AUTUMN on the Sunshine Coast is a seasonal farewell to summer, but at the same time the first half of autumn introduces us to some of the most pleasant weather of the year. The word “autumn” of course signifies the third season of the calendar year. The word “autumn” found its way into the English language from the Latin. The Romans had acquired it from their early neighbours the Etruscans.
Here in North America, the season is often referred to as the “fall”. In the 17th century, settlement from England, was at its height. The settlers from England brought their language with them and the word “fall” became part of North American English. It is no longer a word that is used very often in England.
Autumn is sometimes referred to as the “cooling off” period. On the Sunshine Coast the days are usually warm at the beginning of fall, but the nights quickly get cooler. The days also get noticeably shorter and a sweater frequently appears late in a sunny afternoon.
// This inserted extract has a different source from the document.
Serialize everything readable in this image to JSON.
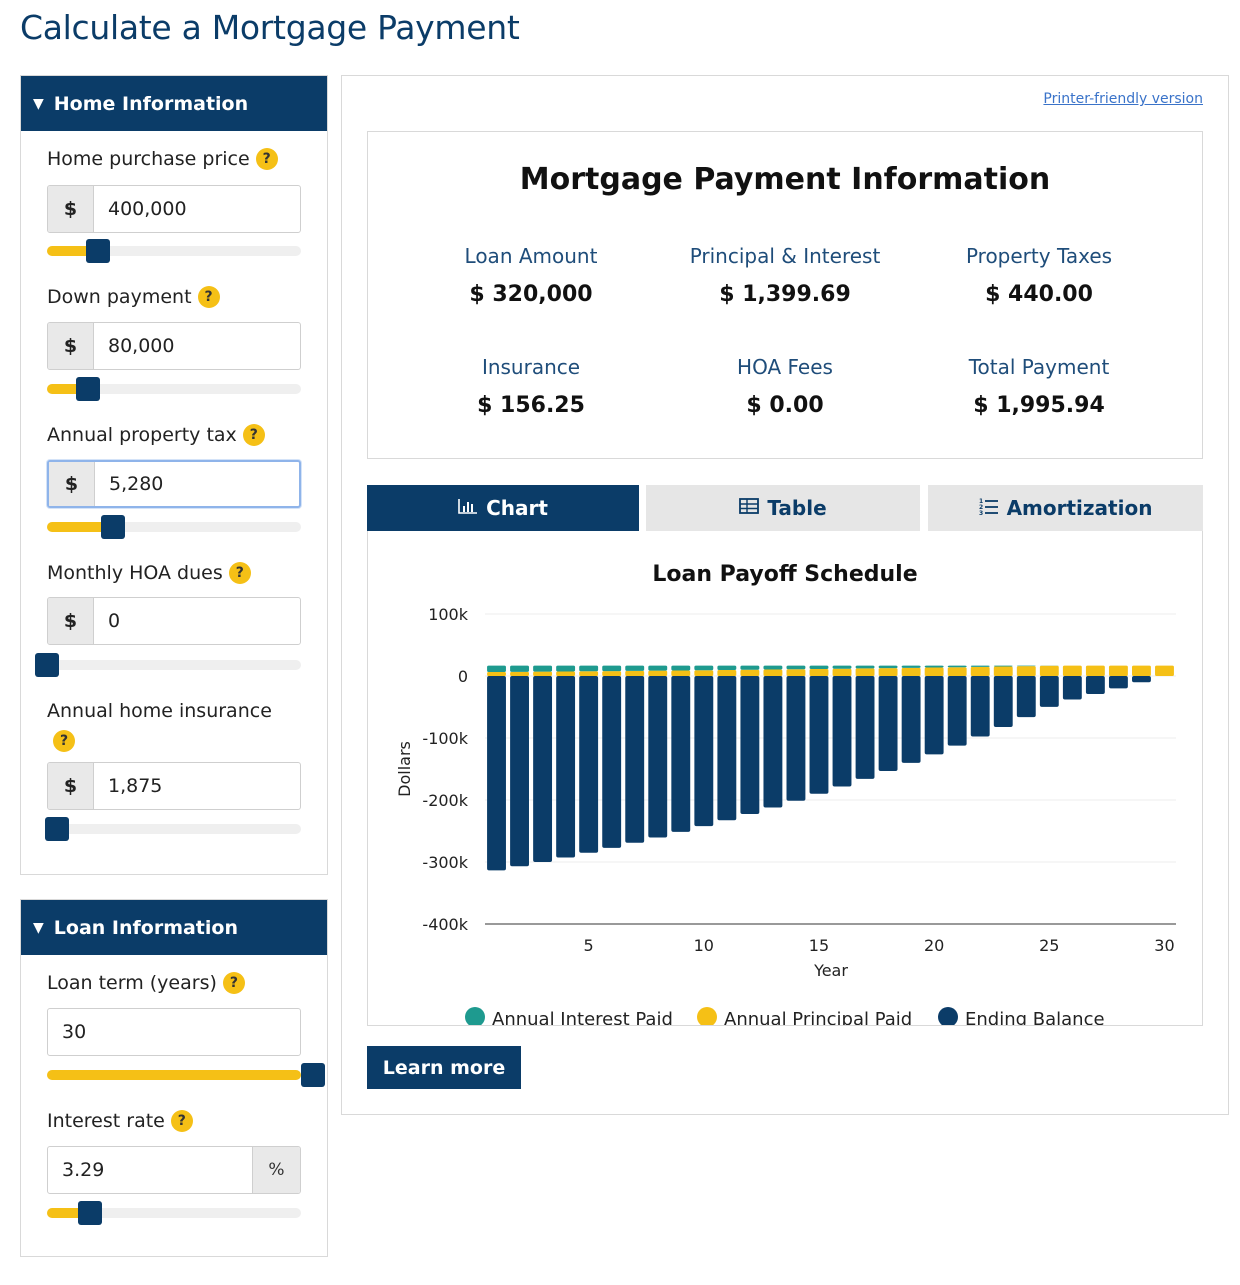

People frequently associate fall with fall flowers and falling leaves. All of that is true. However, fall is more than that. It is the time of the harvest and at one time was known as the harvest season before our society became largely urban. Fall is the season when the last of the crops mature. It is the time of the Harvest Moon. You can see stellar jays and squirrels busily storing nuts for the winter. The root vegetables are being stored away.
In addition to plants the fall is an important time of the year for the animal kingdom. The coho and pink salmon spawn at this time of year. The salmon turn bright red as they make their way up the salmon creeks of the Sunshine Coast. The time has come for the black bear, having gorged themselves on berries and other fruit, to turn their attention to the spawning salmon. Those bears are some fishermen!
One of the sure signs of fall is the migration of many birds to the south. One of the common, but interesting migratory birds are Canada geese. Not all of them migrate, some remain nearly year round on the Coast. Others fly over on their way from the Arctic tundra to Mexico. Year after year we see the Canada geese flying in a “V” formation. The lead bird takes the point and sets the pace until he tires. He then drops back and his place is taken by another bird. If a bird is injured and falls to the ground another bird goes to the ground with it and stays until the injured bird recovers or dies.
The black tail deer, which abound on the Sunshine Coast, get thicker coats in the fall. As we get toward late fall the deer make preparation for breeding. Bucks are very attentive to the doe until they have mated or he has been replaced by a stronger buck. After mating, no attention is given. A deer’s world is a man’s world. The Roosevelt elk also mate in the fall and each sex gets a winter coast. Elk are more social than deer and the cows and calves often travel in groups of twenty or more. The bulls travel with other bulls except during mating season when they are rivals. Bulls don’t eat during mating season.
These are but a few of the autumn delights available for you on the Sunshine Coast. Enjoy the riot of colours of the fall flowers. You can almost see the leaves turn colour. There is beauty in the gardens and there are fish in the sea.